Peterson told the congressional newspaper Roll Call in August that he is seeking re-election.
New Jersey’s 2nd District
Current member: Retiring Republican Rep. Frank LoBiondo
LoBiondo announced in November he would not seek re-election to his seat, opening up a key swing district for Democrats.
While New Jersey is very much a blue state, LoBiondo’s district actually swung toward Republicans in 2016, with Trump winning it by a five-point margin. In 2012, former President Barack Obama won the seat by an eight-point spread, according to the Cook Political Report.
Yet top-tier Republican candidates keep passing on running for the seat. In fact, two months after LoBiondo revealed his pending retirement, there are no Republicans running for the district at all.
“That’s a district where Republicans should be able to recruit a candidate,” Rothenberg said. “And if they can’t, it’s a bad sign.”
Democrats, meanwhile, have consolidated their support behind state Sen. Jeff Van Drew.
“A handful of white whale Democratic recruits finally jumped in this time,” Kondik said. “Van Drew was a guy who had been mentioned as a candidate for a long time.”
New York’s 18th District
Current member: Democratic Rep.
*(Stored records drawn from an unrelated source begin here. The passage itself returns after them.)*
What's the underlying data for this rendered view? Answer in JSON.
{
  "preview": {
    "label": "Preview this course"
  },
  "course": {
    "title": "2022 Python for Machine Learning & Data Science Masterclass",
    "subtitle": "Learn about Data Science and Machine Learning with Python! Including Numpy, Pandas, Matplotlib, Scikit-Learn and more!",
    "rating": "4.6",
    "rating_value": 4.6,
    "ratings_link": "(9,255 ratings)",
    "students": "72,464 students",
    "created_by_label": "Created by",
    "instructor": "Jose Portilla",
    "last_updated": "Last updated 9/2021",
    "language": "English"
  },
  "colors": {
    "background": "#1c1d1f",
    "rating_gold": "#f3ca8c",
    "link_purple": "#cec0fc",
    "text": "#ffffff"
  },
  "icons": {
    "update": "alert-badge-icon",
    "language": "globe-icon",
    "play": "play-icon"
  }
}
Sean Patrick Maloney
Maloney is another Democrat sitting in a district Trump took — and one the NRCC said it would target in the 2018 midterms.
In a tough election year and to help mitigate any losses, the GOP is looking to districts that flipped from former President Barack Obama to Trump in 2016. Yet the two Republicans who have announced bids here don’t appear to be serious contenders.
Another Republican, Jarred Buchanan, filed paperwork in November to become a candidate, but has yet to report any fundraising dollars.
Maloney, on the other hand, starts the race with a big cash advantage, reporting more than $2.8 million in cash on hand.